Questo succede perché nello sport l’India continua a stare per conto suo. Non ha mai ospitato i Giochi olimpici e nella storia ha vinto appena una trentina di medaglie: come l’Irlanda e meno dell’Estonia. A calcio gli indiani giocano ancora poco: anni fa provarono a istituire un ambizioso campionato nazionale, ma l’interesse durò poco. Anche negli altri sport professionistici più diffusi l’India non fa mai parlare di sé, ad eccezione di uno, il cricket appunto, l’unica disciplina in cui si può vedere competere ad alto livello una selezione di professionisti indiani, e quindi intravedere tutto quello che si muove intorno.

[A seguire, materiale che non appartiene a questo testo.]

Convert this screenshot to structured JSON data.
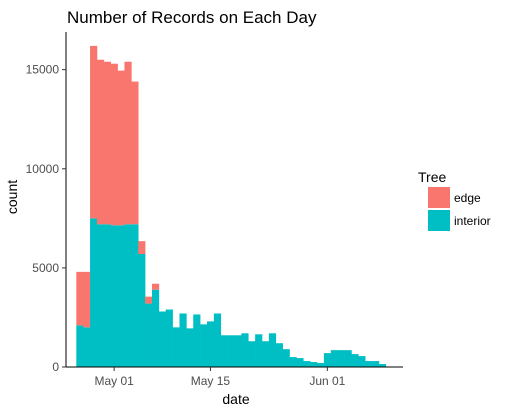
{
  "chart_data": {
    "type": "bar",
    "title": "Number of Records on Each Day",
    "xlabel": "date",
    "ylabel": "count",
    "stacked": true,
    "xlim": [
      "2016-04-24",
      "2016-06-12"
    ],
    "ylim": [
      0,
      16900
    ],
    "xticks": [
      {
        "date": "2016-05-01",
        "label": "May 01"
      },
      {
        "date": "2016-05-15",
        "label": "May 15"
      },
      {
        "date": "2016-06-01",
        "label": "Jun 01"
      }
    ],
    "yticks": [
      0,
      5000,
      10000,
      15000
    ],
    "grid": false,
    "legend": {
      "title": "Tree",
      "placement": "right"
    },
    "categories": [
      "2016-04-26",
      "2016-04-27",
      "2016-04-28",
      "2016-04-29",
      "2016-04-30",
      "2016-05-01",
      "2016-05-02",
      "2016-05-03",
      "2016-05-04",
      "2016-05-05",
      "2016-05-06",
      "2016-05-07",
      "2016-05-08",
      "2016-05-09",
      "2016-05-10",
      "2016-05-11",
      "2016-05-12",
      "2016-05-13",
      "2016-05-14",
      "2016-05-15",
      "2016-05-16",
      "2016-05-17",
      "2016-05-18",
      "2016-05-19",
      "2016-05-20",
      "2016-05-21",
      "2016-05-22",
      "2016-05-23",
      "2016-05-24",
      "2016-05-25",
      "2016-05-26",
      "2016-05-27",
      "2016-05-28",
      "2016-05-29",
      "2016-05-30",
      "2016-05-31",
      "2016-06-01",
      "2016-06-02",
      "2016-06-03",
      "2016-06-04",
      "2016-06-05",
      "2016-06-06",
      "2016-06-07",
      "2016-06-08",
      "2016-06-09"
    ],
    "series": [
      {
        "name": "interior",
        "color": "#00BFC4",
        "values": [
          2100,
          2000,
          7500,
          7200,
          7200,
          7150,
          7150,
          7200,
          7200,
          5700,
          3200,
          3900,
          2800,
          2900,
          2000,
          2700,
          1950,
          2650,
          2150,
          2300,
          2700,
          1600,
          1600,
          1600,
          1700,
          1300,
          1650,
          1300,
          1700,
          1200,
          900,
          500,
          450,
          300,
          250,
          200,
          700,
          850,
          850,
          850,
          650,
          550,
          300,
          300,
          150
        ]
      },
      {
        "name": "edge",
        "color": "#F8766D",
        "values": [
          2700,
          2800,
          8700,
          8300,
          8200,
          8150,
          7800,
          8200,
          7200,
          650,
          350,
          300,
          0,
          0,
          0,
          0,
          0,
          0,
          0,
          0,
          0,
          0,
          0,
          0,
          0,
          0,
          0,
          0,
          0,
          0,
          0,
          0,
          0,
          0,
          0,
          0,
          0,
          0,
          0,
          0,
          0,
          0,
          0,
          0,
          0
        ]
      }
    ]
  }
}
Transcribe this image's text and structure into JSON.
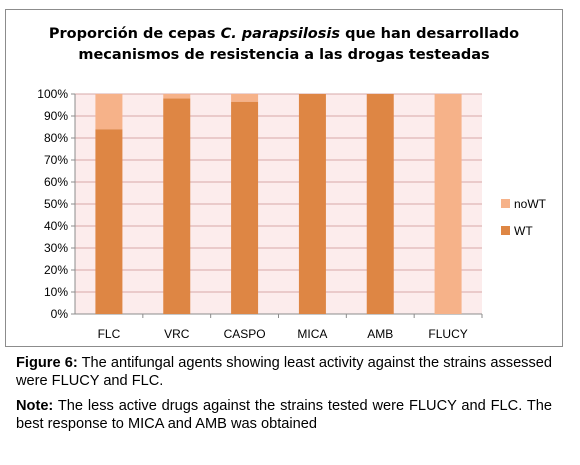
{
  "title": {
    "line1_pre": "Proporción de cepas ",
    "line1_italic": "C. parapsilosis",
    "line1_post": " que han desarrollado",
    "line2": "mecanismos de resistencia a las drogas testeadas"
  },
  "chart_data": {
    "type": "bar",
    "stacked": true,
    "percent": true,
    "categories": [
      "FLC",
      "VRC",
      "CASPO",
      "MICA",
      "AMB",
      "FLUCY"
    ],
    "series": [
      {
        "name": "WT",
        "color": "#de8644",
        "values": [
          84,
          98,
          96.5,
          100,
          100,
          0
        ]
      },
      {
        "name": "noWT",
        "color": "#f6b289",
        "values": [
          16,
          2,
          3.5,
          0,
          0,
          100
        ]
      }
    ],
    "yticks": [
      "0%",
      "10%",
      "20%",
      "30%",
      "40%",
      "50%",
      "60%",
      "70%",
      "80%",
      "90%",
      "100%"
    ],
    "ylim": [
      0,
      100
    ],
    "grid": true,
    "plot_background": "#fcecec",
    "legend_position": "right",
    "legend_order": [
      "noWT",
      "WT"
    ]
  },
  "caption": {
    "figure_lead": "Figure 6:",
    "figure_text": " The antifungal agents showing least activity against the strains assessed were FLUCY and FLC.",
    "note_lead": "Note:",
    "note_text": " The less active drugs against the strains tested were FLUCY and FLC. The best response to MICA and AMB was obtained"
  }
}
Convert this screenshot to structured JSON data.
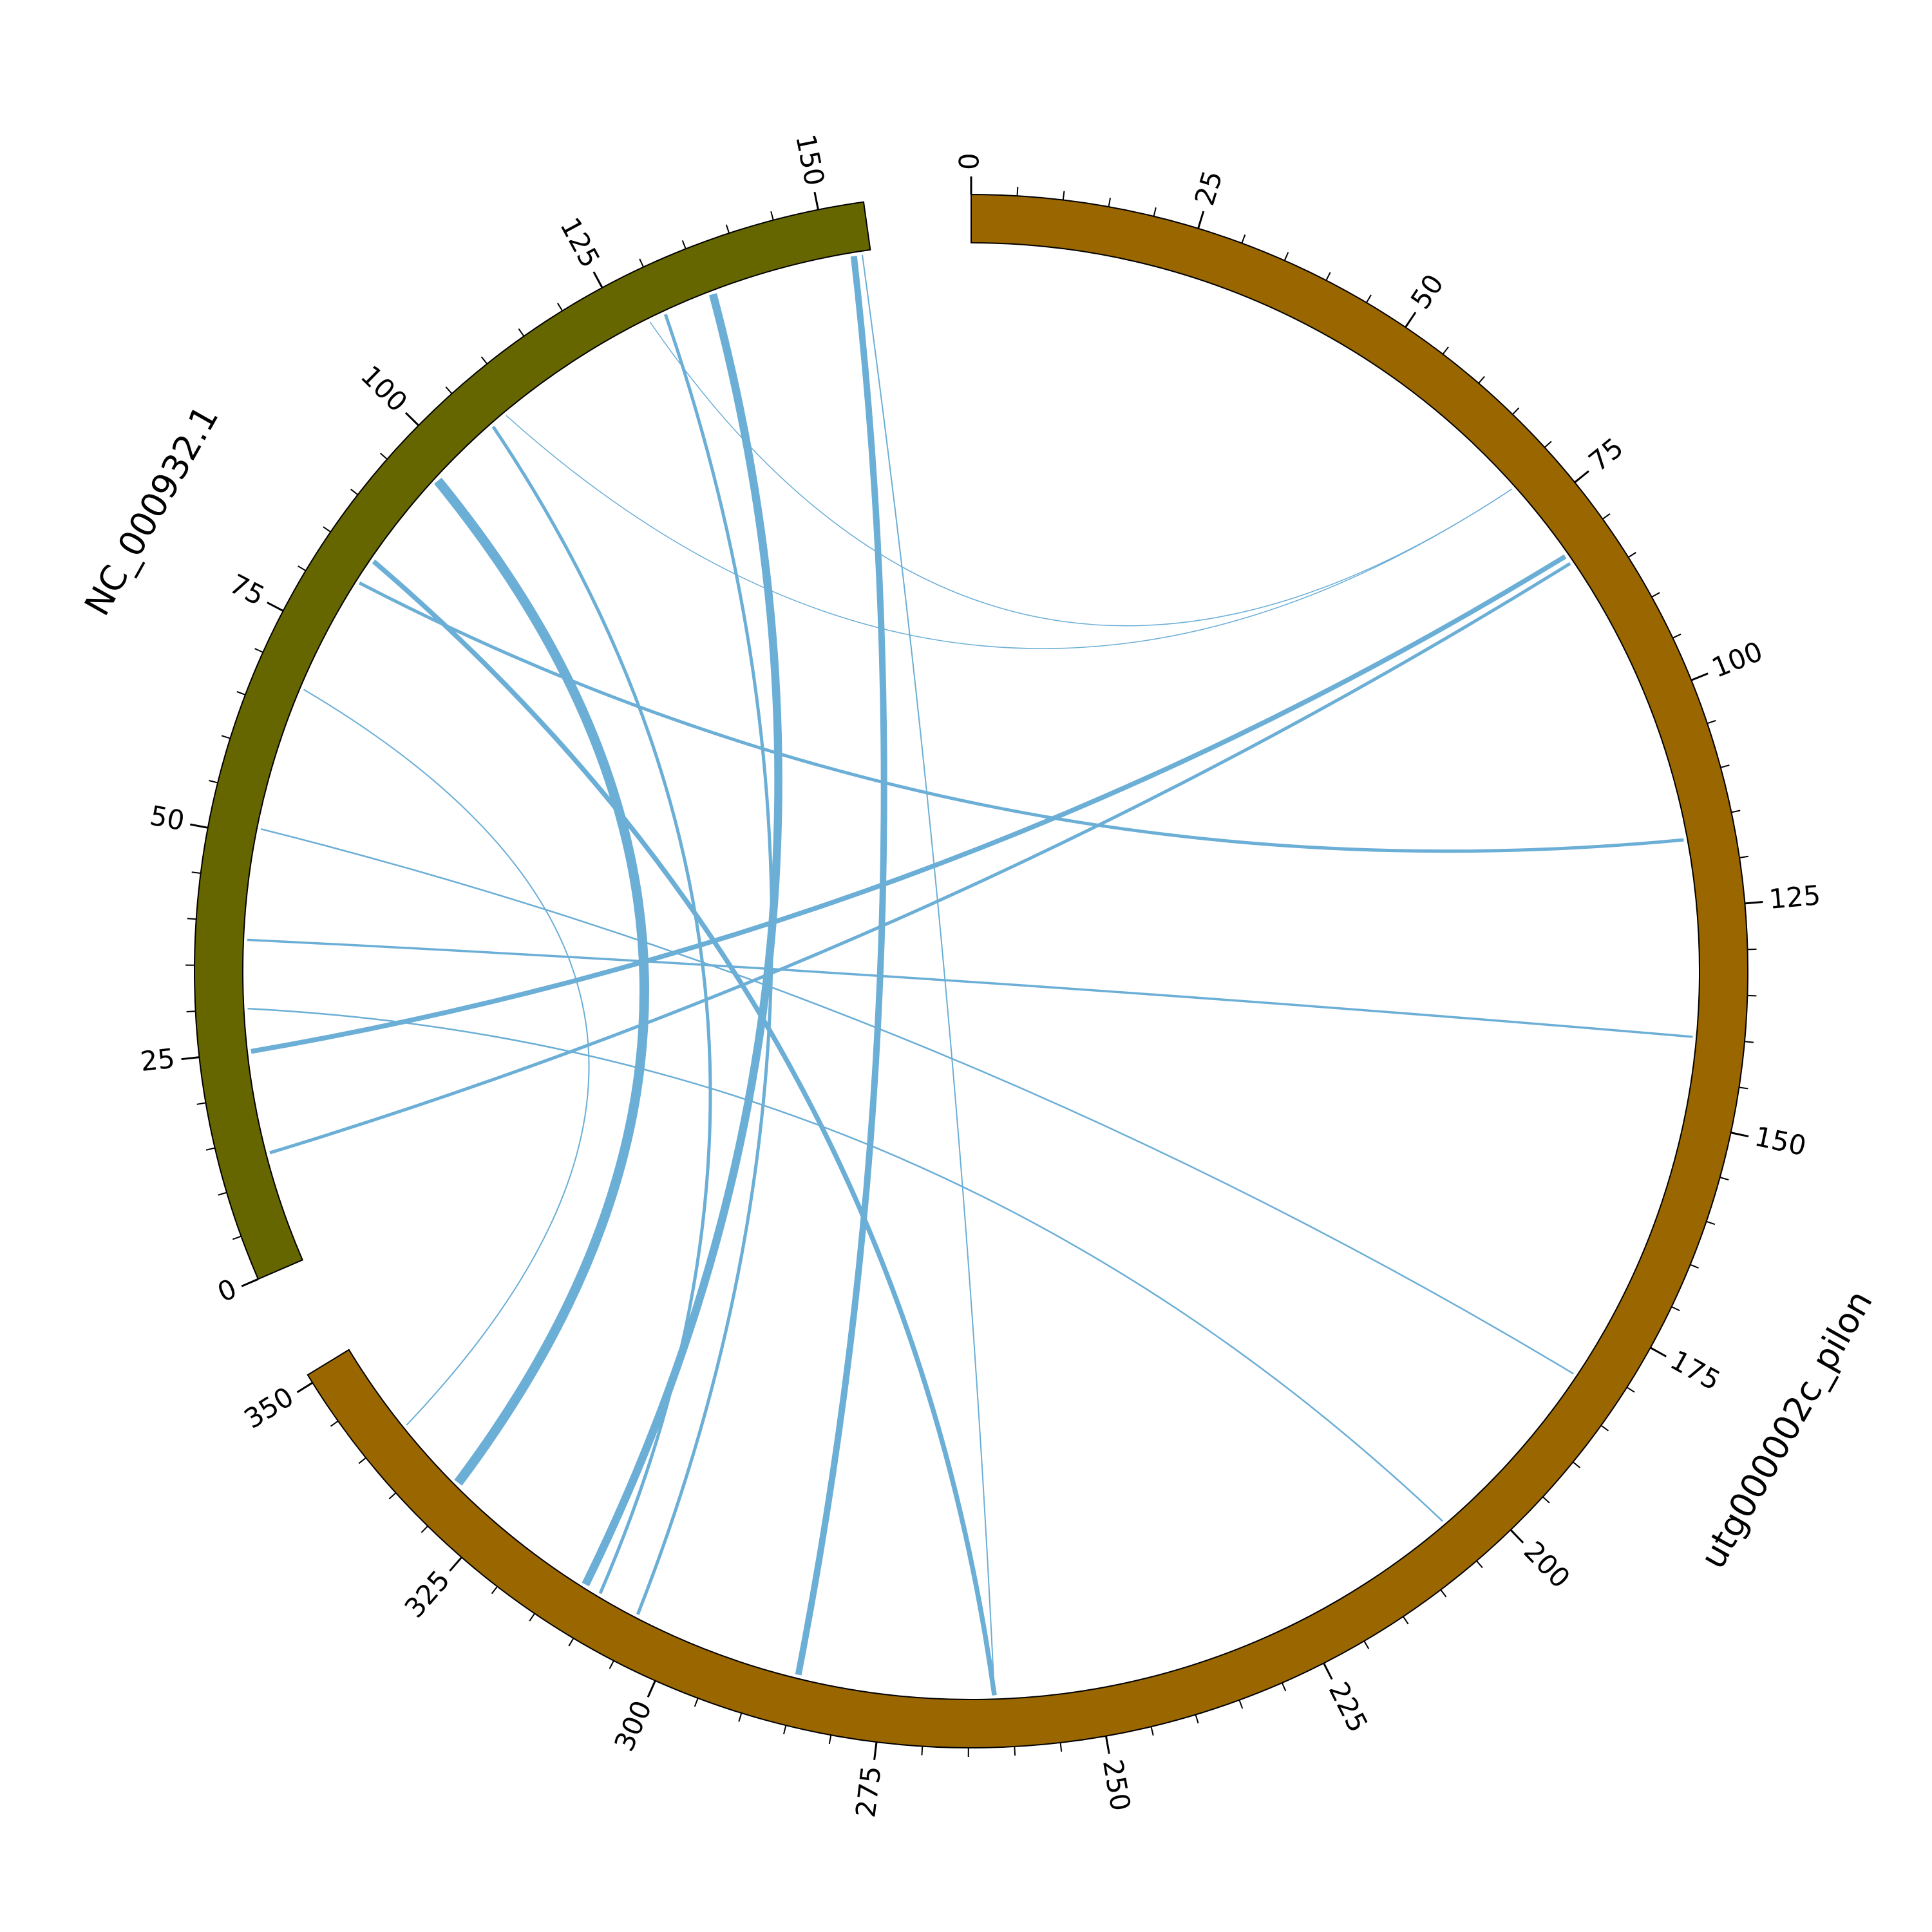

Più della metà dell’intero giro di affari generato dal cricket nel mondo proviene dall’India, il cui campionato nazionale istituito nel 2008 — la Indian Premier League — è valutato circa 7 miliardi di dollari e attira ogni anno i migliori giocatori stranieri: in primis inglesi, sudafricani, australiani e neozelandesi. Nel settembre del 2020, in un periodo in cui in India la pandemia da coronavirus era fuori controllo, il campionato venne trasferito addirittura negli Emirati Arabi Uniti pur di farlo iniziare, evitando così di compromettere la stabilità economica dell’intero movimento internazionale.
Proprio per l’enorme impatto che il cricket ha sulla popolazione indiana, il governo e in particolare l’attuale primo ministro Narendra Modi sono stati molto coinvolti nell’organizzazione di questa Coppa del Mondo, per tanti anche in modo eccessivo. La finale di domenica si giocherà per esempio allo stadio di Ahmedabad, che con 130mila posti è il secondo impianto sportivo più grande al mondo. Dal 2021 lo stadio in questione è intitolato proprio a Modi, che in passato fu a capo del comitato del cricket nello stato di Gujarat, di cui è originario e di cui Ahmedabad è il capoluogo.
Anche per questo, alla vigilia di questa Coppa del Mondo il Guardian aveva scritto: «Si tratta di una campagna politica aggressiva, una manifestazione elettorale di sei settimane prima delle prossime elezioni in un paese in cui la rappresentativa dello sport nazionale sembra sia stata assimilata dal partito al potere».
Domenica allo stadio di Ahmedabad si attende il tutto esaurito con oltre 130mila spettatori presenti, praticamente tutti indiani. Dal termine della semifinale in cui l’India ha battuto la Nuova Zelanda, i prezzi dei voli per Ahmedabad e degli alberghi in città sono aumentati anche di dieci volte rispetto ai giorni precedente. Lo stesso sta succedendo a Gandhinagar, città poco distante da Ahmedabad, e a Indore, dove è presente l’altro aeroporto della regione, anche se dista quasi 400 chilometri.